淹城或许就是某个权贵卿大夫世袭代代经营而留下的遗产。在这里,他发号施令,以王者之尊以夜郎之大独享江南温柔乡里。至春秋战国时期,诸侯兼并,弱小的淹国充其量不过是以卵击石必然成为“争霸称雄”的炮灰,权贵们弃城而逃,留下一座空城,成为兔狐出没之地。与所有消失的都城一样,似乎一夜之间销声匿迹,在历史的某个节点上被一刀无情地割断。千百年来,谜团重重,猜测纷纭也就顺理成章了。想起我的家乡江西鄱阳北部,有一大片汉墓(10余平方公里),坟茔高大,里面结构复杂,它们的主人是谁?连考古专家也难以做出判定。于是,各种猜测风起云涌,各种版本的传说纷纷出笼,莫衷一是。是啊,由于是断代遗存,至今,那一片汉墓群一如淹城的来龙出脉仍然没有盖棺定论。从古至今,关于淹城成因的争论,一直就没有停歇;关于淹城的传说,编辑成的书可以汗牛充栋。

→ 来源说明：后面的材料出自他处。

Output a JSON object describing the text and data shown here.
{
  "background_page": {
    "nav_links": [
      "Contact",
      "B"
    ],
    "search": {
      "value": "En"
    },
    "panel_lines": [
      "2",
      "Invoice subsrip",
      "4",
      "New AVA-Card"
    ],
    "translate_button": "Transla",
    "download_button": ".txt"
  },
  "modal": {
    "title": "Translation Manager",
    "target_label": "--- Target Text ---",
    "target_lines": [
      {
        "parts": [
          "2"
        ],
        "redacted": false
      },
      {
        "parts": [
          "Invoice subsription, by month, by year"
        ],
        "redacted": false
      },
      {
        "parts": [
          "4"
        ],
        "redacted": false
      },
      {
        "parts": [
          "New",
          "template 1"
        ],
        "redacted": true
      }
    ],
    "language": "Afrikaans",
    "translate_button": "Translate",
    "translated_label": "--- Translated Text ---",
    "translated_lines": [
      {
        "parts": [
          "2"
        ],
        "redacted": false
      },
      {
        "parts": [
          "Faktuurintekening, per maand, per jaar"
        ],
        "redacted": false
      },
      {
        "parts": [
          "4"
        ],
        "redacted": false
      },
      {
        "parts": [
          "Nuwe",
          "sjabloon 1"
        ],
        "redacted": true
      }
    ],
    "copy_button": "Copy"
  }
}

“天下名士有部落,东南无与常匹俦。”常州是名副其实的人文荟萃之都,古老的淹城早已成为常州古老的文化地标,一座城池应该有文化的痕迹,甲骨文一定象形地刻进了淹城,一个没有文字的城池是不可思议的城池。千古春秋,多少文人骚客来到淹城吟诗作赋,诸子百家在淹城碰撞出思想的火花。我在淹城内城漫步,试图找一些文明的符号,却止步于周灵王二十五年(公元前547年),时吴王徐祭遂封季札于延陵。借助文字往前追溯,只是一页一页空白记录。淹城的真实面孔只有等待出土的文物去刷新了,等待“碳14”的有力论证。诞生于西周的淹城太深奥了,我根本来不及去细细品究就匆匆离去,我让淹城失望了,但是我的走马观花在淹城春秋园里得到了热烈的响应,徜徉被雨淋湿的青石板路,我的耳畔隐隐传来天籁般的“西周雅乐”旋律。大门口、地面上、诸子百家园等处无不醒目地悬挂着、篆刻着我认不出几个的甲骨文、大篆、小篆等,它们是认得我的。我略显慌张而不无虔诚地拜谒了孔子塑像,那是需要仰视的高度,那是一座文化的丰碑。我喃喃而语,请圣人原谅我的浅陋无知。孔子周游列国,想必是到过淹城,播撒儒学,传道解惑。淹城牢记了孔子尊重文化的话,它在历史的长河里坚守住了自己的旗帜。纵然是经历过血腥般屠城,或被瘟疫蔓延、地质灾害袭击,也保持着“三城三河”的尊严姿势。
淹城从远古走来,丢失了许许多多,惟独没有丢失“井田制”的标识,让我一眼就认出了它来自西周。